Document level Permissions

In addition to the role-based permission functionality, sensenet offers you the ability of setting permissions even on document level. Managing the accessibility of individual contents is an essential part of working with the repository. Administrators (and all users that have the permission to see and edit security settings) are allowed to change permission settings on content and influence who can see or edit, or perform a particular operation on it.

Advantages

Using content (or document) level permissions, you can set who has access to an individual content and allow/restrict actions one by one. Since sensenet has a tree based hierarchical content structure it ensures permission inheritance, so it is enough to set a permission rule one time and it comes down in lower levels of the tree. This means, if you set a permission on a document library it will be automatically applied to sub-folders and contents. You are able to set a permission for an individual document or on whole libraries and workspaces. This can be a good solution, for example in case a certain user has access to a workspace, but not to a certain folder or document in that workspace.

Breaking the inheritance

If you want to change the permission settings for one or more identities (or remove it completely), you have to break the permission inheritance, after that you are able to edit the permission settings for them.

Local only permission

There are cases however when you do not want child content to inherit a permission entry. For example you want to allow certain users to see a content (e.g. a Content List) but you do not want them to be able to see content that were added to that list. A typical use case for this is when you allow Visitors to Open and Add content to a Form but you do not want them to be able to open any items added to the form by others. In this case you would set a local only (in other words not inherited) permission entry on the Form for Visitors. The advantage of this construct is that you do not have to break inheritance on the content (in this case the Form), which means any permission entries set on the tree above will still be inherited by child content. You can mark the permission entry as 'local-only' when you add it on the set permission page.

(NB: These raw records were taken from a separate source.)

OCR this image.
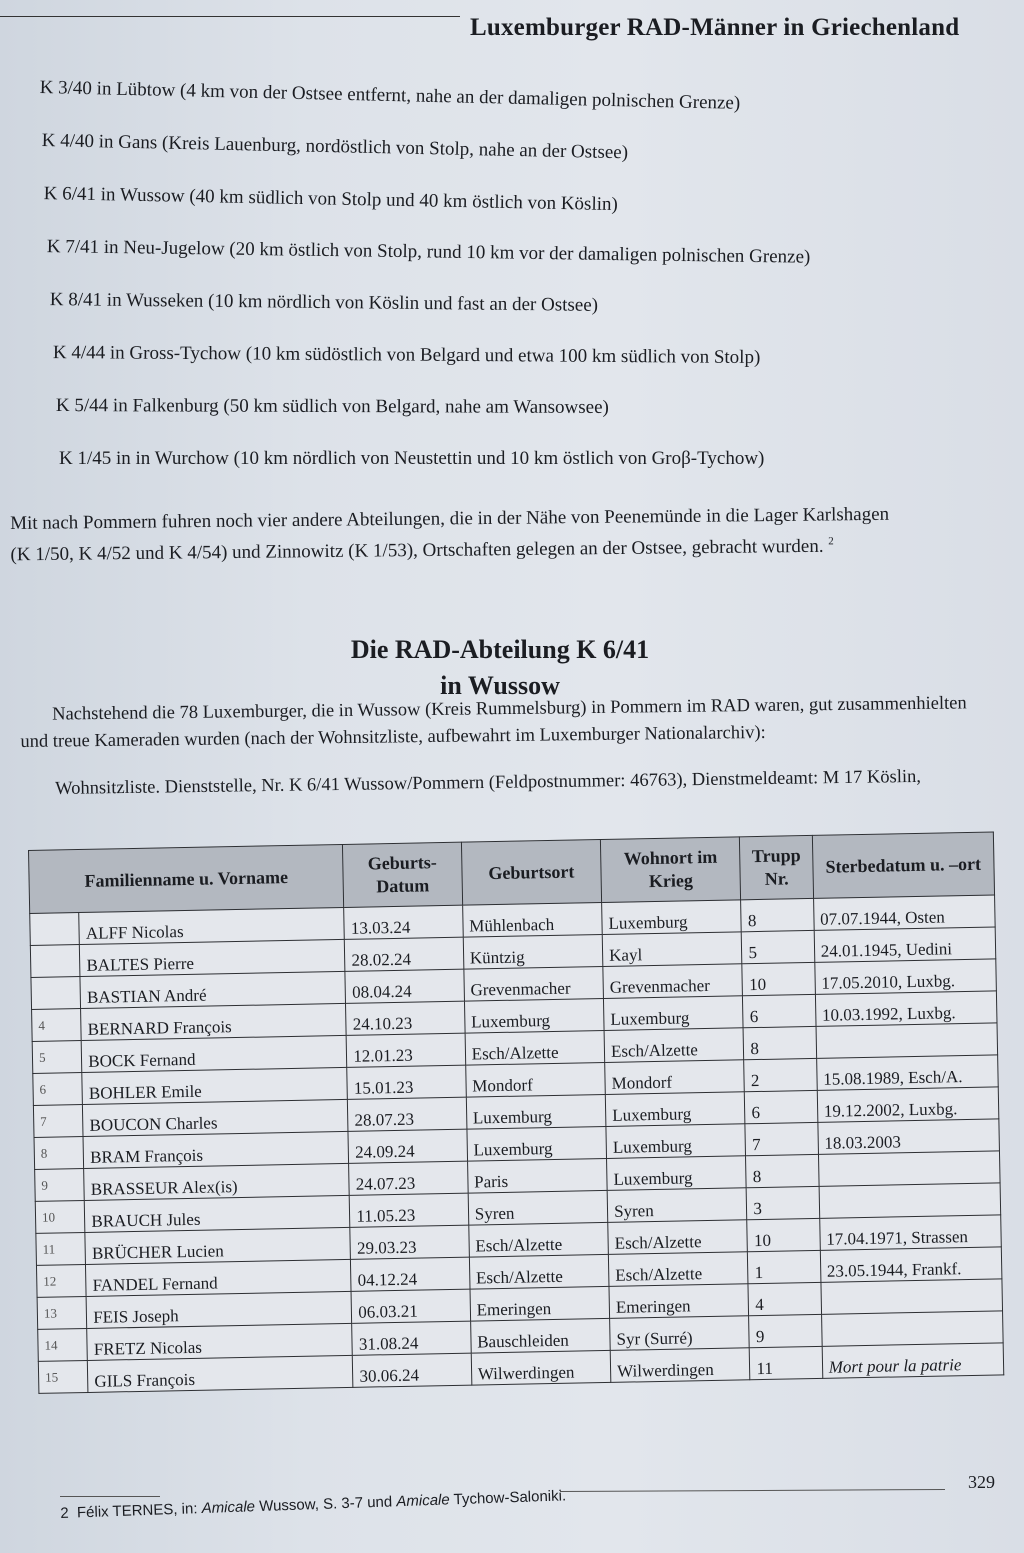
Luxemburger RAD-Männer in Griechenland
K 3/40 in Lübtow (4 km von der Ostsee entfernt, nahe an der damaligen polnischen Grenze)
K 4/40 in Gans (Kreis Lauenburg, nordöstlich von Stolp, nahe an der Ostsee)
K 6/41 in Wussow (40 km südlich von Stolp und 40 km östlich von Köslin)
K 7/41 in Neu-Jugelow (20 km östlich von Stolp, rund 10 km vor der damaligen polnischen Grenze)
K 8/41 in Wusseken (10 km nördlich von Köslin und fast an der Ostsee)
K 4/44 in Gross-Tychow (10 km südöstlich von Belgard und etwa 100 km südlich von Stolp)
K 5/44 in Falkenburg (50 km südlich von Belgard, nahe am Wansowsee)
K 1/45 in in Wurchow (10 km nördlich von Neustettin und 10 km östlich von Groβ-Tychow)
Mit nach Pommern fuhren noch vier andere Abteilungen, die in der Nähe von Peenemünde in die Lager Karlshagen
(K 1/50, K 4/52 und K 4/54) und Zinnowitz (K 1/53), Ortschaften gelegen an der Ostsee, gebracht wurden. $^2$
Die RAD-Abteilung K 6/41
in Wussow
Nachstehend die 78 Luxemburger, die in Wussow (Kreis Rummelsburg) in Pommern im RAD waren, gut zusammenhielten
und treue Kameraden wurden (nach der Wohnsitzliste, aufbewahrt im Luxemburger Nationalarchiv):
Wohnsitzliste. Dienststelle, Nr. K 6/41 Wussow/Pommern (Feldpostnummer: 46763), Dienstmeldeamt: M 17 Köslin,
Familienname u. Vorname		Geburts-Datum	Geburtsort	Wohnort im Krieg	Trupp Nr.	Sterbedatum u. –ort
	ALFF Nicolas	13.03.24	Mühlenbach	Luxemburg	8	07.07.1944, Osten
	BALTES Pierre	28.02.24	Küntzig	Kayl	5	24.01.1945, Uedini
	BASTIAN André	08.04.24	Grevenmacher	Grevenmacher	10	17.05.2010, Luxbg.
4	BERNARD François	24.10.23	Luxemburg	Luxemburg	6	10.03.1992, Luxbg.
5	BOCK Fernand	12.01.23	Esch/Alzette	Esch/Alzette	8	
6	BOHLER Emile	15.01.23	Mondorf	Mondorf	2	15.08.1989, Esch/A.
7	BOUCON Charles	28.07.23	Luxemburg	Luxemburg	6	19.12.2002, Luxbg.
8	BRAM François	24.09.24	Luxemburg	Luxemburg	7	18.03.2003
9	BRASSEUR Alex(is)	24.07.23	Paris	Luxemburg	8	
10	BRAUCH Jules	11.05.23	Syren	Syren	3	
11	BRÜCHER Lucien	29.03.23	Esch/Alzette	Esch/Alzette	10	17.04.1971, Strassen
12	FANDEL Fernand	04.12.24	Esch/Alzette	Esch/Alzette	1	23.05.1944, Frankf.
13	FEIS Joseph	06.03.21	Emeringen	Emeringen	4	
14	FRETZ Nicolas	31.08.24	Bauschleiden	Syr (Surré)	9	
15	GILS François	30.06.24	Wilwerdingen	Wilwerdingen	11	Mort pour la patrie
329
2 Félix TERNES, in: Amicale Wussow, S. 3-7 und Amicale Tychow-Saloniki.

Built-in and custom permissions

There is a set of basic built-in permissions, such as:

  • See: you only have the information that the content exists (content metadata cannot be accessed)
  • Open: you have access to content metadata
  • Save: you can make changes in the content metadata
  • Other permissions for removing or approving a content or managing lists and workspaces.

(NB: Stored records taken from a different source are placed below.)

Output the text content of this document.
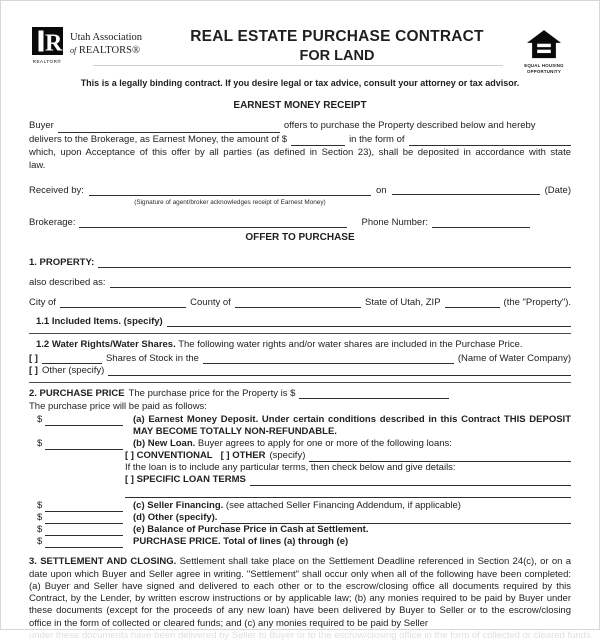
R
REALTOR®
Utah Association
of REALTORS®
REAL ESTATE PURCHASE CONTRACT
FOR LAND
EQUAL HOUSING
OPPORTUNITY
This is a legally binding contract. If you desire legal or tax advice, consult your attorney or tax advisor.
EARNEST MONEY RECEIPT
Buyer	offers to purchase the Property described below and hereby
delivers to the Brokerage, as Earnest Money, the amount of $	in the form of
which, upon Acceptance of this offer by all parties (as defined in Section 23), shall be deposited in accordance with state
law.
Received by:
(Signature of agent/broker acknowledges receipt of Earnest Money)
on	(Date)
Brokerage:	Phone Number:
OFFER TO PURCHASE
1. PROPERTY:
also described as:
City of	County of	State of Utah, ZIP	(the "Property").
1.1 Included Items. (specify)
1.2 Water Rights/Water Shares. The following water rights and/or water shares are included in the Purchase Price.
[ ]	Shares of Stock in the	(Name of Water Company)
[ ] Other (specify)
2. PURCHASE PRICE The purchase price for the Property is $
The purchase price will be paid as follows:
$	(a) Earnest Money Deposit. Under certain conditions described in this Contract THIS DEPOSIT MAY BECOME TOTALLY NON-REFUNDABLE.
$	(b) New Loan. Buyer agrees to apply for one or more of the following loans:
[ ] CONVENTIONAL [ ] OTHER (specify)
If the loan is to include any particular terms, then check below and give details:
[ ] SPECIFIC LOAN TERMS
$	(c) Seller Financing. (see attached Seller Financing Addendum, if applicable)
$	(d) Other (specify).
$	(e) Balance of Purchase Price in Cash at Settlement.
$	PURCHASE PRICE. Total of lines (a) through (e)
3. SETTLEMENT AND CLOSING. Settlement shall take place on the Settlement Deadline referenced in Section 24(c), or on a date upon which Buyer and Seller agree in writing. "Settlement" shall occur only when all of the following have been completed: (a) Buyer and Seller have signed and delivered to each other or to the escrow/closing office all documents required by this Contract, by the Lender, by written escrow instructions or by applicable law; (b) any monies required to be paid by Buyer under these documents (except for the proceeds of any new loan) have been delivered by Buyer to Seller or to the escrow/closing office in the form of collected or cleared funds; and (c) any monies required to be paid by Seller
under these documents have been delivered by Seller to Buyer or to the escrow/closing office in the form of collected or cleared funds.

It is possible to add custom permissions as well. Besides the built-in permission types (See, Open, etc.) sensenet defines some custom permission types (named Custom01, Custom02, etc.) that can be used for custom permission settings. A common example would be to allow a user to print a document (or deny it): for this, developers could assign the permission type Custom01 and use it consistently in the system to check permissions and allow or restrict printing.

It is possible to manage content (document) level permission settings through the admin surface, or with User Management and Permission APIs.

Usage

Setting permissions on document level is useful when you want to give (or reject) access to an individual document for specific user or group. For example in a document library full of contracts, users only have access to the content relevant for them.